Radar Pos.Com. Magelang
---- Sebanyak Ratusan disabilitas intelektual berkumpul di Taman Lumbini Candi Borobudur,Jawa Tengah  dalam rangkaian Kirab Obor dan Pesan Perdamaian Pekan Special Olympic Nasional (PeSONas). Para disabilitas intelektual tersebut menyampaikan pesan damai untuk dunia dari Candi Borobudur agar tidak terjadi Permusuhan..

Dalam kegiatan tersebut, para disabilitas intelektual melukis di kanvas dan di kain berbentuk melingkar. Selain itu, ada tulisan 'Pesan Kedamaian' di Taman Lumbini itu.
Ketua Umum Pengurus Pusat Special Olympic Indonesia (SOina) Warsito Ellwein mengatakan, pihaknya ingin menunjukkan pada dunia bahwa anak-anak bertalenta khusus atau disabilitas intelektual menyampaikan seruan damai dari Indonesia

"Karena selama ini dunia itu modern, pinter semua, intelektualnya luar biasa, tapi hatinya semakin kurang. Anak-anak ini yang dipunyai lebih itu hatinya. Intelektualnya kurang, tapi hatinya lebih baik. Hari ini kita sampaikan pada dunia, ini loh anak-anak ini punya hati sehingga mereka berkontribusi. Selama ini anak-anak isi seolah jadi beban," ujar Warsito kepada wartawan di Candi Borobudur, Sabtu (16/4/2022).

Anak-anak tersebut, lanjutnya, merupakan ciptaan Allah yang biasa. Anak-anak tersebut bukan ciptaan Allah yang catat.yang harus bisa berdampingan.


"Dia diciptakan Allah dengan kelebihan dan kekurangan seperti kita semua. Hari ini, kita tunjukkan pada dunia, anak-anak akan berkontribusi lewat hatinya. Supaya dunia itu lebih damai. Lebih guyub, lebih rukun, lebih bahagia," tegasnya.

Menyinggung soal pesan damai dari Candi Borobudur, kata Warsito, penting sekali karena Borobudur merupakan pusat peradaban dunia dari dulu hingga kini.


"Penting sekali mengapa Borobudur dipilih karena di Borobudur merupakan pusat peradaban dunia dari dulu. Kita harapkan dari sini (Borobudur) lahir peradaban baru yang lebih bahagia, guyub, dan rukun. Oleh karena itu Borobudur jadi penting," tuturnya.
PeSONas, katanya, seperti PON (pekan olahraga nasional) untuk anak-anak bertalenta khusus atau disabilitas intelektual.

"Seperti kalau Paralympic itu yang fisik. Kalau ini yang intelektualnya. Nanti tanggal 3 sampai 8 Juli 2022 di Semarang. Itu akan ada 2.500 atlet dari seluruh Indonesia yang akan datang kesana," katanya.

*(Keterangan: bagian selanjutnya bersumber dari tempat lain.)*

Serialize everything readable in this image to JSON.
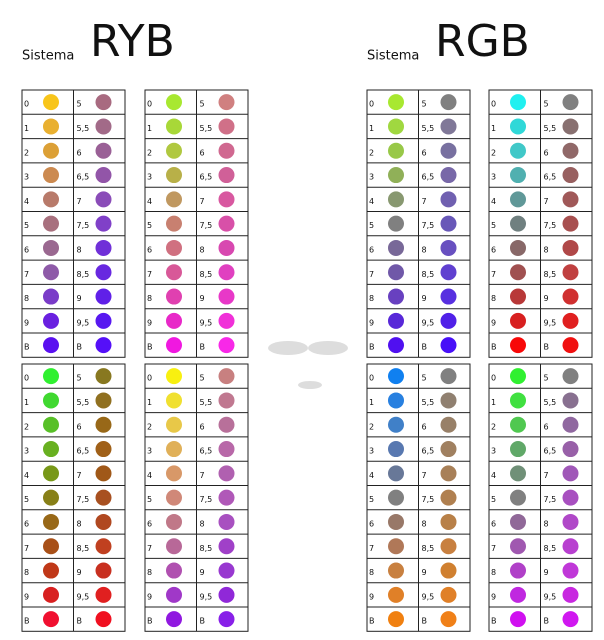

"12 cabang olahraga, tetapi disini tidak hanya prestasi saja. Bedanya dengan Paralympic dan Olympic itu kalau mereka pertandingan prestasi, kalau ini prestasi penting, tapi tidak hanya itu. Juga ada noncabang olahraga, ekspresi. Jadi guyub, rukunnya penting. Solidaritasnya sesama rekan penting. Prestasi penting juga, tapi tidak hanya prestasi. Bedanya di situ," tegasnya.

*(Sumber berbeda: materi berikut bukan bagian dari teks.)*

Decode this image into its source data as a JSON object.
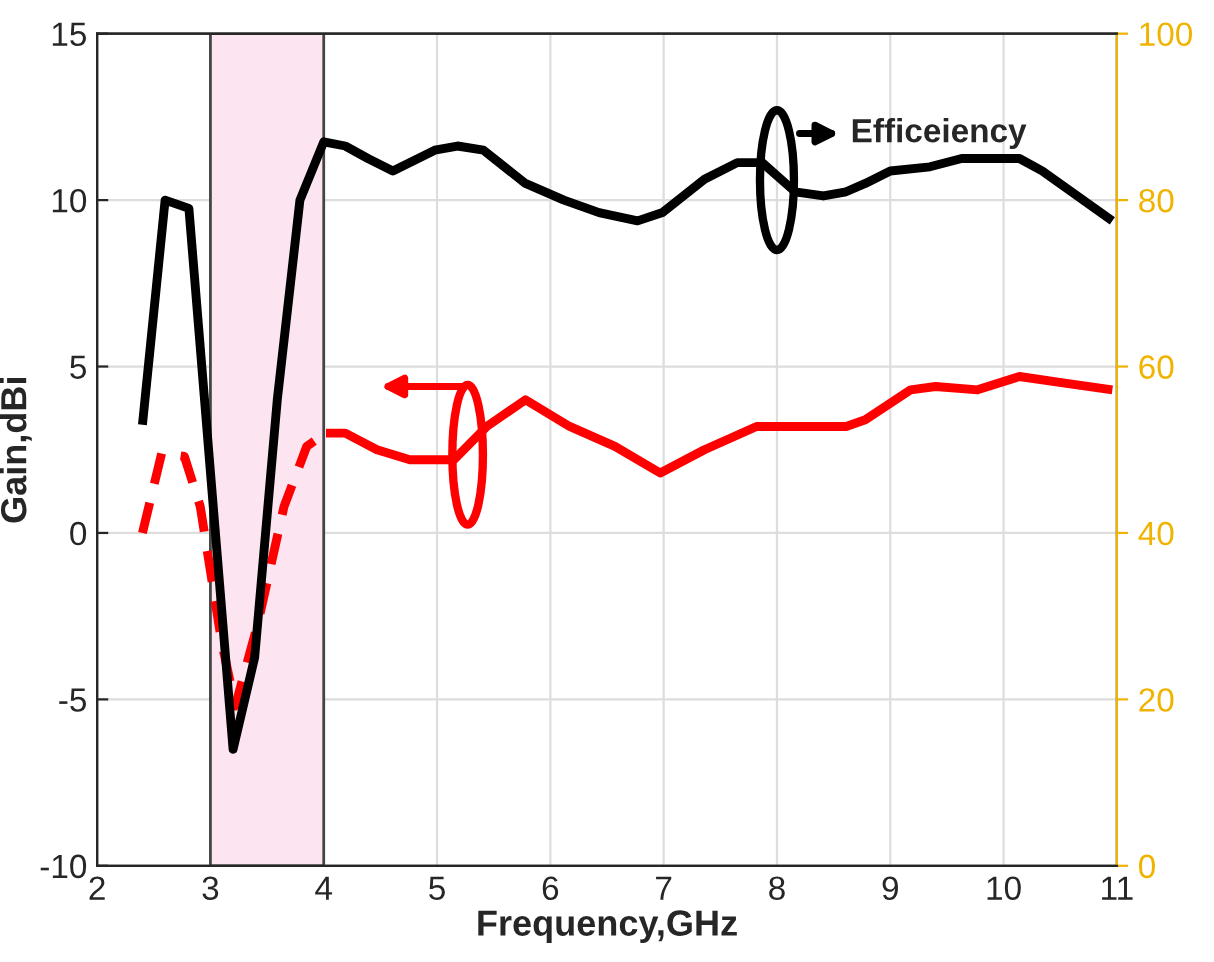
{
  "chart_data": {
    "type": "line",
    "xlabel": "Frequency,GHz",
    "ylabel": "Gain,dBi",
    "xlim": [
      2,
      11
    ],
    "xticks": [
      2,
      3,
      4,
      5,
      6,
      7,
      8,
      9,
      10,
      11
    ],
    "ylim": [
      -10,
      15
    ],
    "yticks": [
      -10,
      -5,
      0,
      5,
      10,
      15
    ],
    "y2lim": [
      0,
      100
    ],
    "y2ticks": [
      0,
      20,
      40,
      60,
      80,
      100
    ],
    "grid": true,
    "legend": false,
    "marker": "none",
    "annotations": [
      "Efficeiency"
    ],
    "bands": [
      {
        "axis": "x",
        "from": 3,
        "to": 4,
        "label": null,
        "color": "#fce4f0"
      }
    ],
    "series": [
      {
        "color": "#000000",
        "axis": "y2",
        "line_style": "solid",
        "x": [
          2.4,
          2.6,
          2.81,
          3.2,
          3.39,
          3.59,
          3.79,
          4.0,
          4.19,
          4.39,
          4.61,
          4.98,
          5.18,
          5.41,
          5.78,
          6.12,
          6.43,
          6.77,
          6.99,
          7.36,
          7.65,
          7.87,
          8.16,
          8.41,
          8.61,
          8.78,
          9.0,
          9.35,
          9.63,
          10.14,
          10.34,
          10.65,
          10.96
        ],
        "values": [
          53,
          80,
          79,
          14,
          25,
          56,
          80,
          87,
          86.5,
          85,
          83.5,
          86,
          86.5,
          86,
          82,
          80,
          78.5,
          77.5,
          78.5,
          82.5,
          84.5,
          84.5,
          81,
          80.5,
          81,
          82,
          83.5,
          84,
          85,
          85,
          83.5,
          80.5,
          77.5
        ]
      },
      {
        "color": "#ff0000",
        "line_style": "dashed",
        "x": [
          2.4,
          2.57,
          2.77,
          2.91,
          3.1,
          3.22,
          3.42,
          3.65,
          3.85,
          4.02
        ],
        "values": [
          0,
          2.4,
          2.3,
          0.8,
          -3.3,
          -5.2,
          -2.7,
          0.8,
          2.6,
          3.0
        ]
      },
      {
        "color": "#ff0000",
        "line_style": "solid",
        "x": [
          4.02,
          4.19,
          4.47,
          4.76,
          5.15,
          5.44,
          5.78,
          6.17,
          6.57,
          6.97,
          7.36,
          7.82,
          8.33,
          8.61,
          8.78,
          9.18,
          9.4,
          9.77,
          10.14,
          10.54,
          10.96
        ],
        "values": [
          3.0,
          3.0,
          2.5,
          2.2,
          2.2,
          3.2,
          4.0,
          3.2,
          2.6,
          1.8,
          2.5,
          3.2,
          3.2,
          3.2,
          3.4,
          4.3,
          4.4,
          4.3,
          4.7,
          4.5,
          4.3
        ]
      }
    ]
  }
}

Dalam kesempatan tersebut hadir pula, Kepala Kepemudaan, Olahraga dan Pariwisata Jateng, Sinung Nugroho Rachmadi mengatakan, obor yang diarak akan menularkan semangat dan sekaligus informasi bahwa di Kota Semarang, Jawa Tengah akan dilangsungkan PeSONas.

"Itu (PeSONas) nanti akan menjadi semacam barometer sekaligus untuk rujukan atlit Special Olympic yang akan kita bawa dalam Special Olympics World Summer Games Berlin 2023," kata Sinung.

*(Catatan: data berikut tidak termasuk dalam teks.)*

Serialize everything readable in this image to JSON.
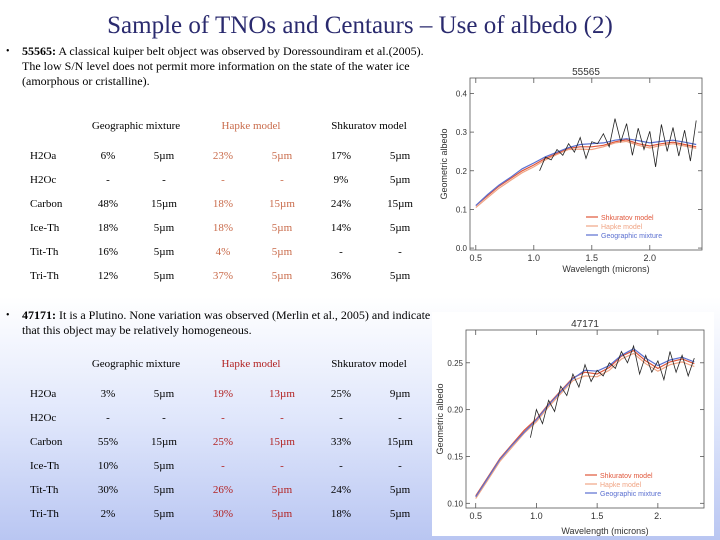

Sinung berharap, dengan adanya PeSONas tersebut akan merubah persepsi dan pola pikir masyarakat terkait dengan special intelektual.

"Disabilitas intelektual itu tidak menghalangi untuk mereka meraih prestasi baik di bidang seni dan olahraga. Mudah-mudahan pelaksanaan PeSONas itu nanti akan berlangsung dengan tertib dan lancar,pintanya.